3.1.2 Matrix Server Administration Guide

Chapter 12: Configure Service Monitors 170
Copyright © 1999-2006 PolyServe, Inc. All rights reserved.
Recovery script. Runs after a monitor probe failure is detected, in an
attempt to restore the service.
Start script. Runs as a service is becoming active on a server.
Stop script. Runs as a service is becoming inactive on a server.
When a monitor is instantiated for a service (because the ClusterPulse
daemon is starting or the configuration has changed), Matrix Server
chooses the best server to make the service active. The Start script is run
on this server. On all other servers configured for the monitor, the Stop
script is run to ensure that the service is not active.
Start scripts must be robust enough to run when the service is already
started, without considering this to be an error.
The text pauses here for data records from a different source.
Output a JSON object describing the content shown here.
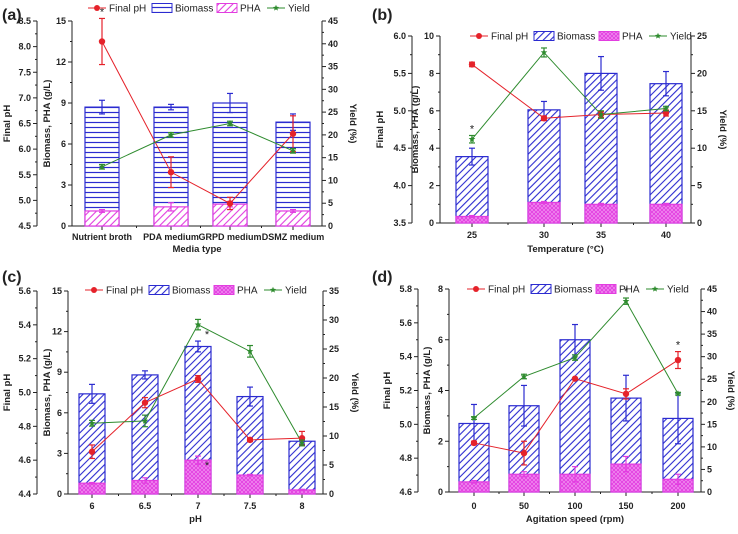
{
  "colors": {
    "ph": "#e5222a",
    "biomass": "#2b2bd0",
    "pha": "#e23de0",
    "yield": "#2e8b2e"
  },
  "legend_labels": [
    "Final pH",
    "Biomass",
    "PHA",
    "Yield"
  ],
  "chart_data": [
    {
      "panel": "(a)",
      "type": "bar",
      "xlabel": "Media type",
      "ylabel_left_outer": "Final pH",
      "ylabel_left_inner": "Biomass, PHA (g/L)",
      "ylabel_right": "Yield (%)",
      "categories": [
        "Nutrient broth",
        "PDA medium",
        "GRPD medium",
        "DSMZ medium"
      ],
      "ph_axis": {
        "range": [
          4.5,
          8.5
        ],
        "ticks": [
          "4.5",
          "5.0",
          "5.5",
          "6.0",
          "6.5",
          "7.0",
          "7.5",
          "8.0",
          "8.5"
        ]
      },
      "biomass_axis": {
        "range": [
          0,
          15
        ],
        "ticks": [
          "0",
          "3",
          "6",
          "9",
          "12",
          "15"
        ]
      },
      "yield_axis": {
        "range": [
          0,
          45
        ],
        "ticks": [
          "0",
          "5",
          "10",
          "15",
          "20",
          "25",
          "30",
          "35",
          "40",
          "45"
        ]
      },
      "bar_pattern": "horizontal",
      "series": [
        {
          "name": "Biomass",
          "values": [
            8.7,
            8.7,
            9.0,
            7.6
          ],
          "errors": [
            0.5,
            0.2,
            0.7,
            0.6
          ]
        },
        {
          "name": "PHA",
          "values": [
            1.1,
            1.4,
            1.6,
            1.1
          ],
          "errors": [
            0.1,
            0.3,
            0.2,
            0.1
          ]
        },
        {
          "name": "Final pH",
          "values": [
            8.1,
            5.55,
            4.94,
            6.3
          ],
          "errors": [
            0.45,
            0.3,
            0.12,
            0.35
          ]
        },
        {
          "name": "Yield",
          "values": [
            13,
            20,
            22.5,
            16.5
          ],
          "errors": [
            0.5,
            0.5,
            0.5,
            0.5
          ]
        }
      ],
      "annotations": [
        {
          "text": "*",
          "category": "Nutrient broth",
          "series": "Final pH"
        }
      ],
      "legend_placement": "top"
    },
    {
      "panel": "(b)",
      "type": "bar",
      "xlabel": "Temperature (°C)",
      "ylabel_left_outer": "Final pH",
      "ylabel_left_inner": "Biomass, PHA (g/L)",
      "ylabel_right": "Yield (%)",
      "categories": [
        "25",
        "30",
        "35",
        "40"
      ],
      "ph_axis": {
        "range": [
          3.5,
          6.0
        ],
        "ticks": [
          "3.5",
          "4.0",
          "4.5",
          "5.0",
          "5.5",
          "6.0"
        ]
      },
      "biomass_axis": {
        "range": [
          0,
          10
        ],
        "ticks": [
          "0",
          "2",
          "4",
          "6",
          "8",
          "10"
        ]
      },
      "yield_axis": {
        "range": [
          0,
          25
        ],
        "ticks": [
          "0",
          "5",
          "10",
          "15",
          "20",
          "25"
        ]
      },
      "bar_pattern": "diagonal",
      "series": [
        {
          "name": "Biomass",
          "values": [
            3.55,
            6.05,
            8.0,
            7.45
          ],
          "errors": [
            0.45,
            0.45,
            0.9,
            0.65
          ]
        },
        {
          "name": "PHA",
          "values": [
            0.35,
            1.1,
            1.0,
            1.0
          ],
          "errors": [
            0.05,
            0.05,
            0.05,
            0.05
          ]
        },
        {
          "name": "Final pH",
          "values": [
            5.62,
            4.9,
            4.95,
            4.97
          ],
          "errors": [
            0.03,
            0.03,
            0.04,
            0.04
          ]
        },
        {
          "name": "Yield",
          "values": [
            11.2,
            22.8,
            14.5,
            15.3
          ],
          "errors": [
            0.5,
            0.6,
            0.5,
            0.3
          ]
        }
      ],
      "annotations": [
        {
          "text": "*",
          "category": "25",
          "series": "Yield"
        }
      ],
      "legend_placement": "top"
    },
    {
      "panel": "(c)",
      "type": "bar",
      "xlabel": "pH",
      "ylabel_left_outer": "Final pH",
      "ylabel_left_inner": "Biomass, PHA (g/L)",
      "ylabel_right": "Yield (%)",
      "categories": [
        "6",
        "6.5",
        "7",
        "7.5",
        "8"
      ],
      "ph_axis": {
        "range": [
          4.4,
          5.6
        ],
        "ticks": [
          "4.4",
          "4.6",
          "4.8",
          "5.0",
          "5.2",
          "5.4",
          "5.6"
        ]
      },
      "biomass_axis": {
        "range": [
          0,
          15
        ],
        "ticks": [
          "0",
          "3",
          "6",
          "9",
          "12",
          "15"
        ]
      },
      "yield_axis": {
        "range": [
          0,
          35
        ],
        "ticks": [
          "0",
          "5",
          "10",
          "15",
          "20",
          "25",
          "30",
          "35"
        ]
      },
      "bar_pattern": "diagonal",
      "series": [
        {
          "name": "Biomass",
          "values": [
            7.4,
            8.8,
            10.9,
            7.2,
            3.9
          ],
          "errors": [
            0.7,
            0.3,
            0.4,
            0.7,
            0.2
          ]
        },
        {
          "name": "PHA",
          "values": [
            0.8,
            1.0,
            2.5,
            1.4,
            0.3
          ],
          "errors": [
            0.05,
            0.2,
            0.3,
            0.05,
            0.05
          ]
        },
        {
          "name": "Final pH",
          "values": [
            4.65,
            4.94,
            5.08,
            4.72,
            4.73
          ],
          "errors": [
            0.04,
            0.03,
            0.02,
            0.01,
            0.04
          ]
        },
        {
          "name": "Yield",
          "values": [
            12.2,
            12.6,
            29.2,
            24.6,
            8.8
          ],
          "errors": [
            0.5,
            1.0,
            0.9,
            1.0,
            0.5
          ]
        }
      ],
      "annotations": [
        {
          "text": "*",
          "category": "7",
          "series": "Biomass"
        },
        {
          "text": "*",
          "category": "7",
          "series": "PHA"
        }
      ],
      "legend_placement": "top"
    },
    {
      "panel": "(d)",
      "type": "bar",
      "xlabel": "Agitation speed (rpm)",
      "ylabel_left_outer": "Final pH",
      "ylabel_left_inner": "Biomass, PHA (g/L)",
      "ylabel_right": "Yield (%)",
      "categories": [
        "0",
        "50",
        "100",
        "150",
        "200"
      ],
      "ph_axis": {
        "range": [
          4.6,
          5.8
        ],
        "ticks": [
          "4.6",
          "4.8",
          "5.0",
          "5.2",
          "5.4",
          "5.6",
          "5.8"
        ]
      },
      "biomass_axis": {
        "range": [
          0,
          8
        ],
        "ticks": [
          "0",
          "2",
          "4",
          "6",
          "8"
        ]
      },
      "yield_axis": {
        "range": [
          0,
          45
        ],
        "ticks": [
          "0",
          "5",
          "10",
          "15",
          "20",
          "25",
          "30",
          "35",
          "40",
          "45"
        ]
      },
      "bar_pattern": "diagonal",
      "series": [
        {
          "name": "Biomass",
          "values": [
            2.7,
            3.4,
            6.0,
            3.7,
            2.9
          ],
          "errors": [
            0.75,
            0.8,
            0.6,
            0.9,
            1.0
          ]
        },
        {
          "name": "PHA",
          "values": [
            0.4,
            0.7,
            0.7,
            1.1,
            0.5
          ],
          "errors": [
            0.05,
            0.1,
            0.3,
            0.3,
            0.2
          ]
        },
        {
          "name": "Final pH",
          "values": [
            4.89,
            4.83,
            5.27,
            5.18,
            5.38
          ],
          "errors": [
            0.01,
            0.07,
            0.0,
            0.03,
            0.05
          ]
        },
        {
          "name": "Yield",
          "values": [
            16.4,
            25.6,
            29.8,
            42.3,
            21.8
          ],
          "errors": [
            0.3,
            0.5,
            0.6,
            0.7,
            0.3
          ]
        }
      ],
      "annotations": [
        {
          "text": "*",
          "category": "150",
          "series": "Yield"
        },
        {
          "text": "*",
          "category": "200",
          "series": "Final pH"
        }
      ],
      "legend_placement": "top"
    }
  ]
}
Similarly, Stop scripts
must be robust enough to run when the service is already stopped,
without considering this to be an error. In both of these cases, the script
should exit with a zero exit status.
This behavior is necessary because Matrix Server runs the Start and Stop
scripts to establish the desired start/stop activity, even though the service
may actually have been started by something other than Matrix Server
before ClusterPulse was started. The Start and Stop scripts must also
handle recovery from events that may cause them to run unsuccessfully.
For example, if the system runs out of swap space while running a Start
script, the script will fail and exit non-zero. The service could then
become active on another server, causing the Stop script to run on the
original server even though the Start script did not complete successfully.
To configure scripts from the command line, use these options:
--recoveryScript <script>
--startScript <script>
--stopScript <script>
Event Severity
By default, Matrix Server treats the failure or timeout of a Start or Stop
script as a failure of the associated monitored service and may initiate
failover of the associated virtual hosts. Configuration errors can also
cause this behavior.